Supplemental orders 10.—(1) The proceedings on any Motion made in the House by a member of the Government for varying or supplementing the provisions of this Order (including anything which might have been the subject of a report of the Business Committee or Business Sub-Committee) shall, if not previously concluded, be brought to a conclusion one hour after they have been commenced, and paragraph (1) of Standing Order No. 14 (Exempted business) shall apply to the proceedings. (2) If on an allotted day on which any proceedings on the Bill are to be brought to a conclusion at a time appointed by this Order or a Resolution of the Business Committee the House is adjourned, or the sitting is suspended, before that time no notice shall be required of a Motion made at the next sitting by a member of the Government for varying or supplementing the provisions of this Order.

Saving 11. Nothing in this Order or a Resolution of the Business Committee or Business Sub-Committee shall—

  1. (a) prevent any proceedings to which the Order or Resolution applies from being taken or completed earlier than is required by the Order or Resolution; or
  2. (b) prevent any business (whether on the Bill or not) from being proceeded with on any day after the completion of all such proceedings on the Bill as are to be taken on that day.

Reccommittal 12.—(1) References in this Order to proceedings on consideration or proceedings on Third Reading include references to proceedings, at those stages respectively, for, on or in consequence of, reccommittal. (2) On an allotted day no debate shall be permitted on any Motion to recommit the Bill (whether as a whole or otherwise), and Mr.
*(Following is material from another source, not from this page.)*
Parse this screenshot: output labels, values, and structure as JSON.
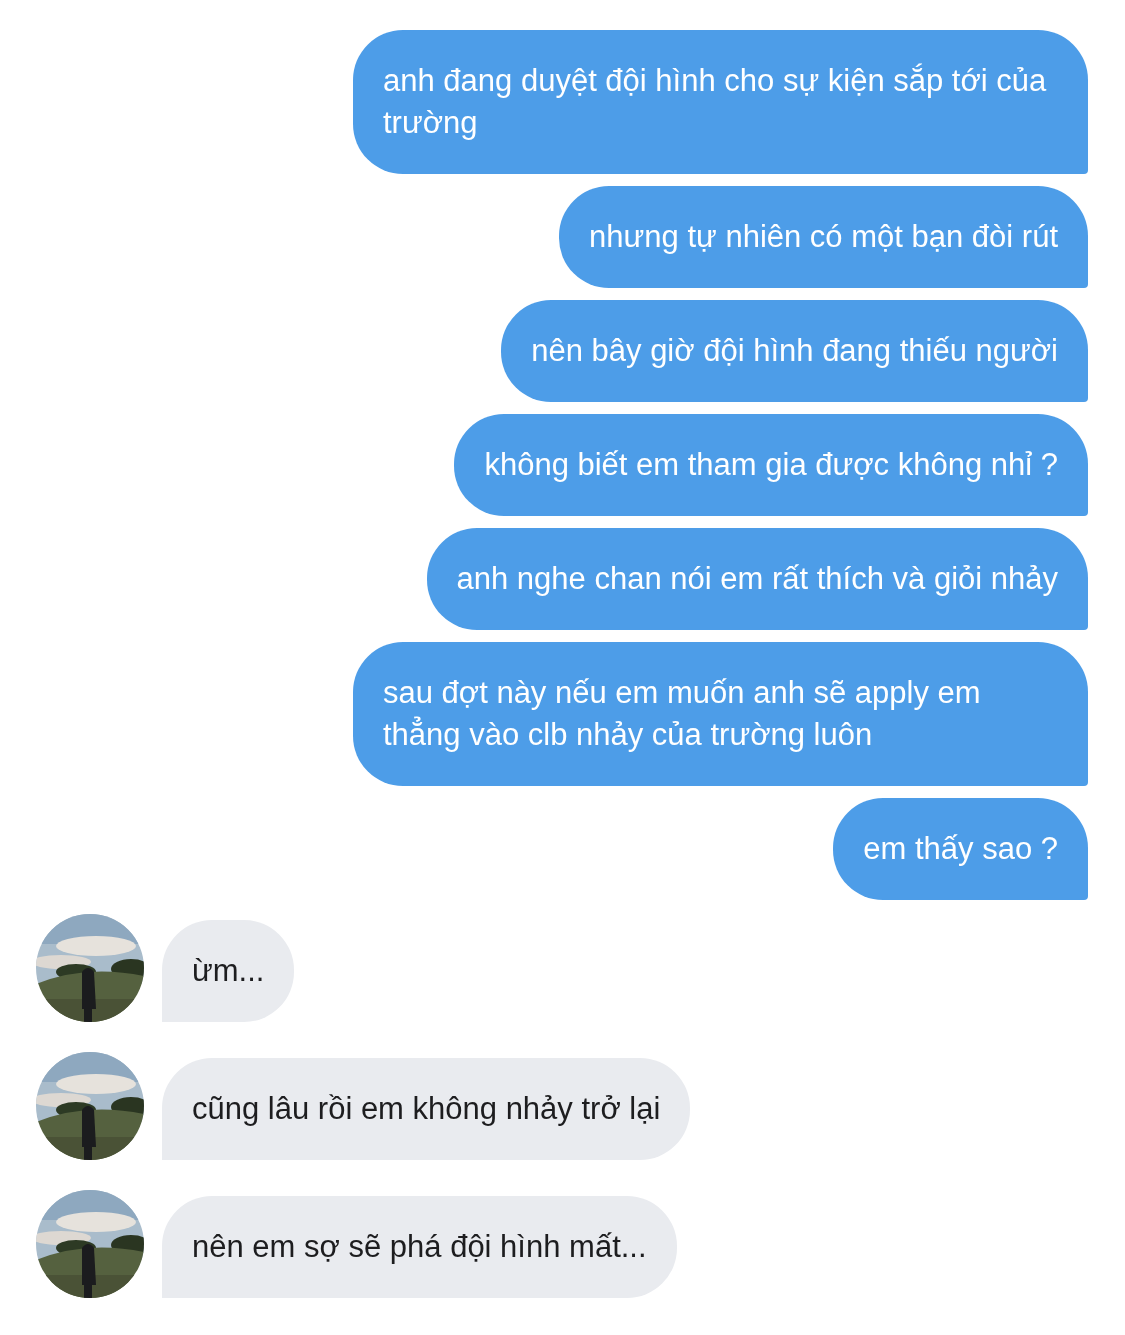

Speaker shall put forthwith any Question necessary to dispose of the Motion, including the Question on any amendment moved to the Question.

Interpretation 13. In this Order— allotted day" means any day (other than a Friday) on which the Bill is put down as first Government Order of the Day provided that a Motion for allotting time to the proceedings on the Bill to be taken on that day either has been agreed on a previous day or is set down for consideration on that day; the Bill" means the Dock Work Bill; Resolution of the Business Sub-Committee" means a Resolution of the Business Sub-Committee as agreed to by the Standing Committee; Resolution of the Business Committee" means a Resolution of the Business Committee as agreed to by the House.